Consumption of ultra-processed foods is at an all-time high in Canada
The Heart and Stroke Foundation has released new reports indicating that almost half of our daily caloric intake is in the form of ultra-processed foods. The study analyzed the dietary patterns of Canadians by focusing on processed food intake using a food classification system. Food is not deemed healthy or unhealthy simply due to ‘processing’. In this study, the leading method used to classify diets according to food processing was the NOVA system. The NOVA system involves physical, biological and chemical processes applied to foods after their separation from nature. NOVA classifies all foods and drinks into four distinct groups, which include:
- Unprocessed or minimally processed foods (fresh/dry/frozen vegetables; grains; legumes; fruits; nuts; meat; eggs; milk);
- Processed culinary ingredients (fats; sugars; oils; salt);
- Processed foods (bread; cheese; salted/pickled/cured meats; vegetables, legumes, fruits preserved in oil/brine/syrup);
- Ultra-processed foods (fast food; sugary drinks; chips; candies; sweetened milk products; sweetened cereals; industrialized breads/desserts; packaged soups; partial hydrogenation of oils).

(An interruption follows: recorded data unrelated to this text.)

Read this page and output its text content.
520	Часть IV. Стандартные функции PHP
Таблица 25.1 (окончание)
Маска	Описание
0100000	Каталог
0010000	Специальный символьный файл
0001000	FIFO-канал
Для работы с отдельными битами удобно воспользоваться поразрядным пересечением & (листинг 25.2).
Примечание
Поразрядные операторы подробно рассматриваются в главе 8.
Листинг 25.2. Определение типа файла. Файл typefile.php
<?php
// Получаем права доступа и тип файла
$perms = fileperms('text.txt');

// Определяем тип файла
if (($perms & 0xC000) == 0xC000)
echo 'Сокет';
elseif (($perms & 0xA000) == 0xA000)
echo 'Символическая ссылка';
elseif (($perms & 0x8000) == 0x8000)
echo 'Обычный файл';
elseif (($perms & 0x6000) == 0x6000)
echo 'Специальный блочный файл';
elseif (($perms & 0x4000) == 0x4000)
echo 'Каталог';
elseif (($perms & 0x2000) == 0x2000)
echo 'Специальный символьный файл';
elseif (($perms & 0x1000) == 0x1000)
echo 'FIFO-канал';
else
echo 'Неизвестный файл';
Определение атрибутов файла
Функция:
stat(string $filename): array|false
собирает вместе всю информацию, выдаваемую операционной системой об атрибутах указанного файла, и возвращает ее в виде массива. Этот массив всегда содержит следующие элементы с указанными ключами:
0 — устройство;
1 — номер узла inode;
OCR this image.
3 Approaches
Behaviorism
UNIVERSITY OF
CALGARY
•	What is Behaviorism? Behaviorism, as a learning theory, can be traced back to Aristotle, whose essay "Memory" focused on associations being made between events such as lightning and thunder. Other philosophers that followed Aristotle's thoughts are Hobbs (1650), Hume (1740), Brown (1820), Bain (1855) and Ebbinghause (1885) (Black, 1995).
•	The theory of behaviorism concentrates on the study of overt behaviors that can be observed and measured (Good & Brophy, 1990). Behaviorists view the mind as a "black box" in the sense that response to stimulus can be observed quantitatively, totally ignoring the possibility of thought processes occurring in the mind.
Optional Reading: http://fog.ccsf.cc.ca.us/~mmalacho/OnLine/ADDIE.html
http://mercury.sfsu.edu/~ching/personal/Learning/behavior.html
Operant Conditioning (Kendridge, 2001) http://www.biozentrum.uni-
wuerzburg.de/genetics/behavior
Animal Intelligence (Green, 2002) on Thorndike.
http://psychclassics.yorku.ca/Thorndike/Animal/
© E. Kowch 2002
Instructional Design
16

This report examined new Canadian data obtained from the Canadian Community Health Survey conducted by Statistics Canada in 2015. Among Canadians aged 2 years and above, 38.9% of dietary energy was from unprocessed foods, 6.3% from processed culinary ingredients, 6.5% from processed foods and 48.3% from ultra-processed foods. Overall, total dietary energy of ultra-processed foods was found to be highest among children aged 9 to 13, at 57.2%, and adolescents aged 14 to 18, at 54.7%. “Ultra-processed foods displace all other food groups. They are usually branded assertively, packaged attractively, and marketed intensively, especially to our children,” the lead researcher, Dr. Moubarac, stated. There was an interesting variation in total dietary energy from ultra-processed foods among immigrants and their Canadian-born counterparts at 37.8% and 51.6% respectively. The nutritional quality of the four food groups, as classified by the NOVA system, were also compared in the study. The unprocessed, processed culinary ingredients and processed foods were grouped as one and were then compared to the ultra-processed foods group. Ultra-processed foods had almost half the amount of protein at 11.6% compared with 21.3%; more carbohydrates at 52.3% compared with 46.6%; and more total fat at 35.8% compared with 31.8%. Furthermore, free sugars were three times higher in ultra-processed foods, sodium density was almost twice as high, and dietary fibre was much lower.A large number of population-based studies from Canada, the United States and Europe support these findings. All the evidence indicates that diets based on freshly prepared meals are healthy, and those that contain large amounts of ultra-processed foods are unhealthy. This is a universal rule.
OMG...Omega!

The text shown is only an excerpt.